A 46-year-old Waterloo, Ont., man is scheduled to appear in provincial court Tuesday to face an assisted suicide charge after police found the body of his wife in a Thunder Bay motel Friday.

Peter Bernard Fonteece has also been charged with criminal negligence causing death after his wife Yanisa Fonteece, 38, was found dead in a room at the motel shortly after 6 a.m. Peter Fonteece called 911, police said. Thunder Bay police released the name of the couple after it failed to locate Yanisa Fonteece’s next of kin. The couple was unemployed and travelling west, possibly to B.C., when their car broke down in Thunder Bay, police said in a statement.
Let’s assume for the moment—to illustrate what is happening in our culture, not to prejudge this case—that Yanisa was just sick of living because of hard times and asked her husband to help her die: If it would be okay for him to do the deed if, say, she had ALS, why not in this hypothetical situation, too? After all, isn’t the “right to die” about a purported sacrosanct liberty to determine the time, manner, and place of one’s own death? Once that principle is accepted, the details become minutia, because one person’s bearable difficulty is another’s unbearable suffering.

The blah-blah-blah non statement about the situation by a Canadian assisted suicide affectionado would sure seem to point in that direction:
Martin Frith, a spokesman for Dying with Dignity, a group lobbying for law reform, said it is difficult to gage the number of assisted suicides in Canada each year since they happen “below the radar” because of fear of criminal proceedings. “It’s really problematic that in the absence of a law that would actually allow for assisted dying we have situations where well intentioned family members who are supporting a mature, competent adult runs the risk of being charged with assisted suicide,” he said, noting he was not referring to one particular case.
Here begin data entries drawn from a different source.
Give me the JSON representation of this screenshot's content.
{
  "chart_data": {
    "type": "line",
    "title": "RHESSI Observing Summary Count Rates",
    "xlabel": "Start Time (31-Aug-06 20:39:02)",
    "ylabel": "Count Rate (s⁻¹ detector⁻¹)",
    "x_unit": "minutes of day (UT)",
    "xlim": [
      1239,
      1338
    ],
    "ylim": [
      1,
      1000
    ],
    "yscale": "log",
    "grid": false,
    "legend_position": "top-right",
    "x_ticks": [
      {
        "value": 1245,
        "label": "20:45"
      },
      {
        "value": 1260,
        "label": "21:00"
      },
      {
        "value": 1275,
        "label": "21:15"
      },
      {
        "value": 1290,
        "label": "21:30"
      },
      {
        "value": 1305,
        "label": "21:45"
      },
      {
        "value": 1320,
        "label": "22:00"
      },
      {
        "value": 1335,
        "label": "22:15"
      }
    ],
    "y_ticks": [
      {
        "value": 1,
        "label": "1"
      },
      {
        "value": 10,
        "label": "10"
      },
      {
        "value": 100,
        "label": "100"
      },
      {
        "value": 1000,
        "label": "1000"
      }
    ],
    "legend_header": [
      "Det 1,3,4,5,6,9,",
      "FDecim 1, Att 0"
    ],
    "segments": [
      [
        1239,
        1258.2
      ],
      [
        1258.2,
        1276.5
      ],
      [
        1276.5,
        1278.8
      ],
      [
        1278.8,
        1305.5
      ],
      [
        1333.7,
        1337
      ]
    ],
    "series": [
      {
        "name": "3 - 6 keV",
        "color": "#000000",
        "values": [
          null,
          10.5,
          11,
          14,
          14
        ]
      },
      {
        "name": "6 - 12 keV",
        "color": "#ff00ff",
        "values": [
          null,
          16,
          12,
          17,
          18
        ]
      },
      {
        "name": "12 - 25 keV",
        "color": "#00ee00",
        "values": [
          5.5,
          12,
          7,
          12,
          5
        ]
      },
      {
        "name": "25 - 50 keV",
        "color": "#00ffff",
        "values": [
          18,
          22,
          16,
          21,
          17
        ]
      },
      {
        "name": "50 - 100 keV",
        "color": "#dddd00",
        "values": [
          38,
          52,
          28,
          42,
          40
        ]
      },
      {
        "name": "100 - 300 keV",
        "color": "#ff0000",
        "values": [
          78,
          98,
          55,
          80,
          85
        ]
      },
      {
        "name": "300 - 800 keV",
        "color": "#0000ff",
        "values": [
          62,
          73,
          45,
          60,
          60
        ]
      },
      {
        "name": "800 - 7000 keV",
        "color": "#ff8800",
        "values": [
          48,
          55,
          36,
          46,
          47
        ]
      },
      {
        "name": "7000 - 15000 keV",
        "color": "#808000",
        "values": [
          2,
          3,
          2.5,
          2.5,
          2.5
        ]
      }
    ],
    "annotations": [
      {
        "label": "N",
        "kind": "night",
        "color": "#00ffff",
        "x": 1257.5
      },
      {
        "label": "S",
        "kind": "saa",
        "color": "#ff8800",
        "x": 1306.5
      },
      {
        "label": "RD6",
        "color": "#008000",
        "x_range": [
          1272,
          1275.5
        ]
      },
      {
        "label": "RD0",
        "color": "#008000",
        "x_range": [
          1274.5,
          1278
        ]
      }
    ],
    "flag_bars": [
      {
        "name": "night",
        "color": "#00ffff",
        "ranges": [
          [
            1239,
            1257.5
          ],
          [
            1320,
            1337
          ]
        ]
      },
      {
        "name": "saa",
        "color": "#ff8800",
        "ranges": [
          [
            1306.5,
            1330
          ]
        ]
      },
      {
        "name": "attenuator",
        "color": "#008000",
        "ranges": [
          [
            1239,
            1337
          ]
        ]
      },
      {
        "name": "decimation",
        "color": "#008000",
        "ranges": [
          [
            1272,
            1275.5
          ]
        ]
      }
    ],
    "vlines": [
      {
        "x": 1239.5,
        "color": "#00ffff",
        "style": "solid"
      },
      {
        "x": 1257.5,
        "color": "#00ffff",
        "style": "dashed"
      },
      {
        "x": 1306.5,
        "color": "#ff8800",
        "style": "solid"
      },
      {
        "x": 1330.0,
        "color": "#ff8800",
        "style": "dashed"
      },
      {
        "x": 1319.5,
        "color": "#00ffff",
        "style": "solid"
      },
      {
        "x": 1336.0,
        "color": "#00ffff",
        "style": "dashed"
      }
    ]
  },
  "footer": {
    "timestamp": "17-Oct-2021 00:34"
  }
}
Alex Schadenberg has his head on straight:
Alex Schadenberg of the Euthanasia Prevention Coalition said the law is there to protect vulnerable people. “Nobody should ever be allowed to directly and intentionally be involved in taking another persons life,” Schadenberg said. “That is a line we should never cross.”
I don’t understand why that simple point is so hard to grasp by so many today. Perhaps it is just that we live in profoundly nihilistic times in which the importance of human life itself has become lost in the gray. As Canadian journalist Andrew Coyne put it once so succinctly:
A society that believes in nothing can offer no argument even against death. A culture that has lost its faith in life cannot comprehend why it must be endured.